Unlike Robinson, however, Fowler didn’t play with one Minor League team. He was a journeyman. He couldn’t stay in one place because he was African American. One year, he would be playing for a team in Lynn, Mass., starting in 1878. Before long, he was playing for a team in Stillwater, Minn. By 1895, Fowler had played on 12 professional teams, none of which were in the South.
Unfortunately, stats were not kept when it came to Fowler’s on-field accomplishments, but historians seem to know the impact he had on the baseball field.
“He broke down racial barriers with excellent play,” historian Phil Dixon said. “He was doing it over and over again without much recognition, even from the people who are living this very day.
“He usually received his exits because he was one of the best players on the team. He played at such a high level. He continued to get a job. Usually, his teammates got mad at him because he was one of the better players on every team he played on.”
Historian Thom Loverro, who wrote "The Encyclopedia of Negro League Baseball," believes Fowler was a free thinker, not conforming to some of that period's conventional thought. Fowler never thought of himself as inferior, which irritated a lot of his white teammates.
“He took a lot of flak,” Loverro said. “He was under a lot of pressure to perform at his best because people were probably skeptical of his abilities. To play white baseball at the time that he did -- in so many different places in his career -- what was impressive was his courage and independence probably.”
Frustrated that he couldn’t stick with an organized team with white players, according to historian James A. Riley, in 1894 Fowler put together the Page Fence Giants, a team located in Michigan that began play in 1895. He was a player/manager that year and hit .316, per Riley.

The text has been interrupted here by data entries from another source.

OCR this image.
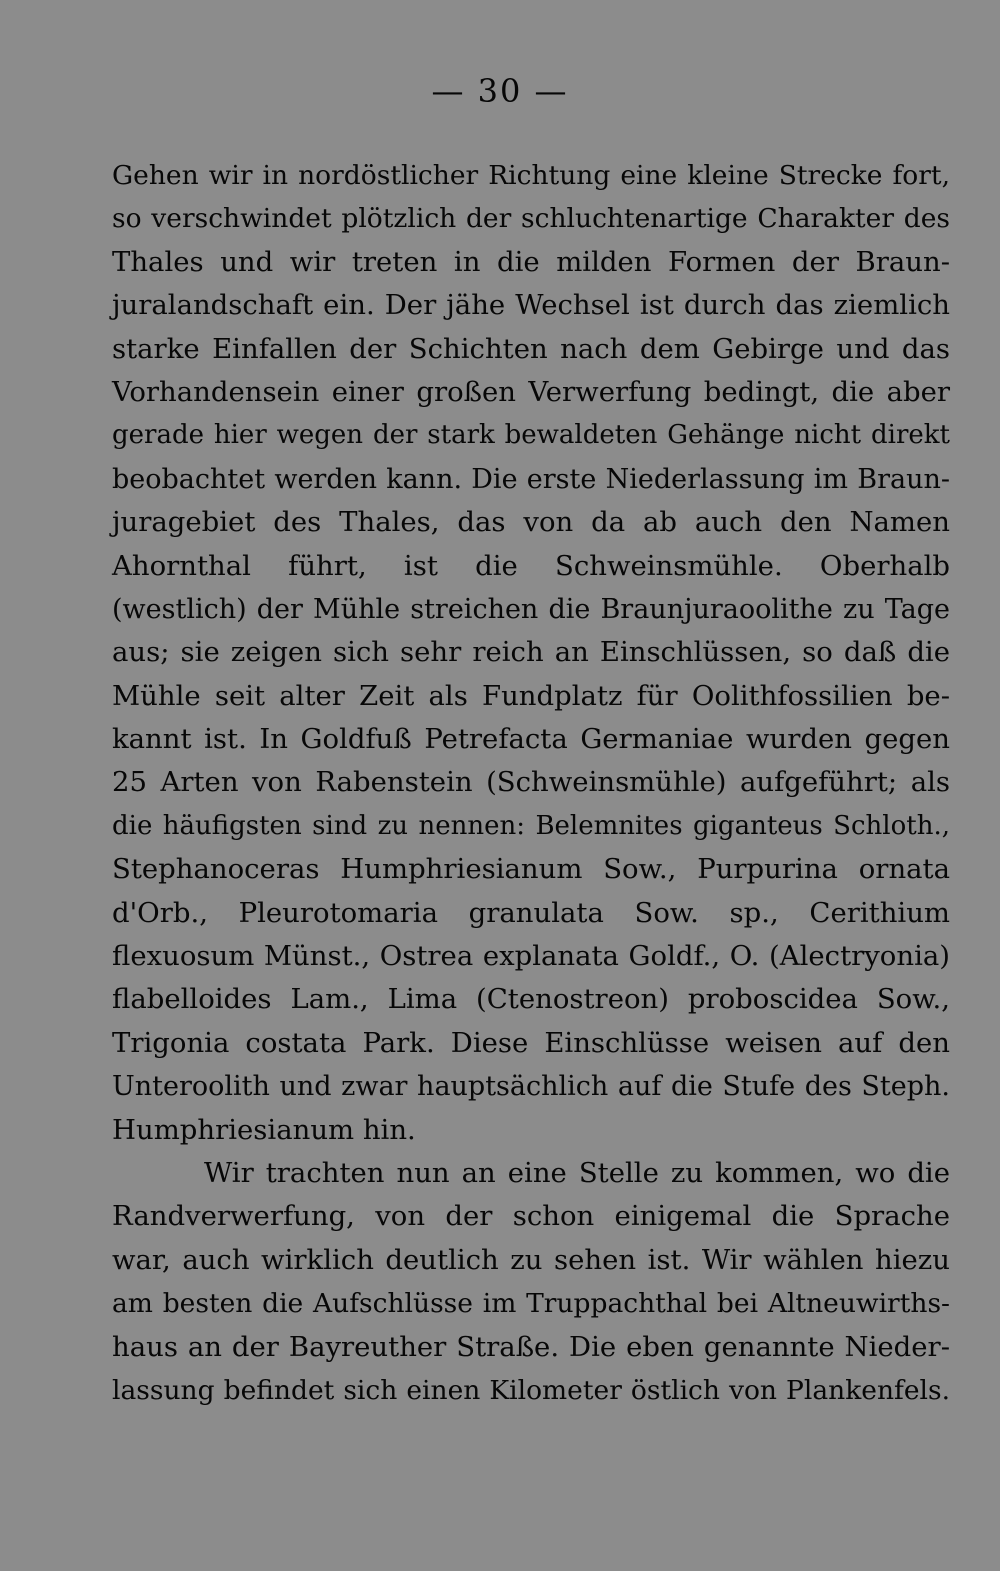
— 30 —
Gehen wir in nordöstlicher Richtung eine kleine Strecke fort,
so verschwindet plötzlich der schluchtenartige Charakter des
Thales und wir treten in die milden Formen der Braun-
juralandschaft ein. Der jähe Wechsel ist durch das ziemlich
starke Einfallen der Schichten nach dem Gebirge und das
Vorhandensein einer großen Verwerfung bedingt, die aber
gerade hier wegen der stark bewaldeten Gehänge nicht direkt
beobachtet werden kann. Die erste Niederlassung im Braun-
juragebiet des Thales, das von da ab auch den Namen
Ahornthal führt, ist die Schweinsmühle. Oberhalb
(westlich) der Mühle streichen die Braunjuraoolithe zu Tage
aus; sie zeigen sich sehr reich an Einschlüssen, so daß die
Mühle seit alter Zeit als Fundplatz für Oolithfossilien be-
kannt ist. In Goldfuß Petrefacta Germaniae wurden gegen
25 Arten von Rabenstein (Schweinsmühle) aufgeführt; als
die häufigsten sind zu nennen: Belemnites giganteus Schloth.,
Stephanoceras Humphriesianum Sow., Purpurina ornata
d'Orb., Pleurotomaria granulata Sow. sp., Cerithium
flexuosum Münst., Ostrea explanata Goldf., O. (Alectryonia)
flabelloides Lam., Lima (Ctenostreon) proboscidea Sow.,
Trigonia costata Park. Diese Einschlüsse weisen auf den
Unteroolith und zwar hauptsächlich auf die Stufe des Steph.
Humphriesianum hin.
Wir trachten nun an eine Stelle zu kommen, wo die
Randverwerfung, von der schon einigemal die Sprache
war, auch wirklich deutlich zu sehen ist. Wir wählen hiezu
am besten die Aufschlüsse im Truppachthal bei Altneuwirths-
haus an der Bayreuther Straße. Die eben genannte Nieder-
lassung befindet sich einen Kilometer östlich von Plankenfels.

The team won 116 games, but lost a two-game exhibition series against the Cincinnati Reds.
Once his playing skills declined, Fowler was involved in barnstorming clubs, including the Smoky City Giants (1901), the All-American Black Tourists ('03), and the Kansas City Stars ('04).
Fowler didn’t live long enough to see Robinson permanently break MLB's color barrier. He passed away Feb. 26, 1913, at the age of 54 from pernicious anemia.
“I don’t think there is anybody who did more for Black players than Bud Fowler in that early period,” Dixon said. “He also represented himself very well.”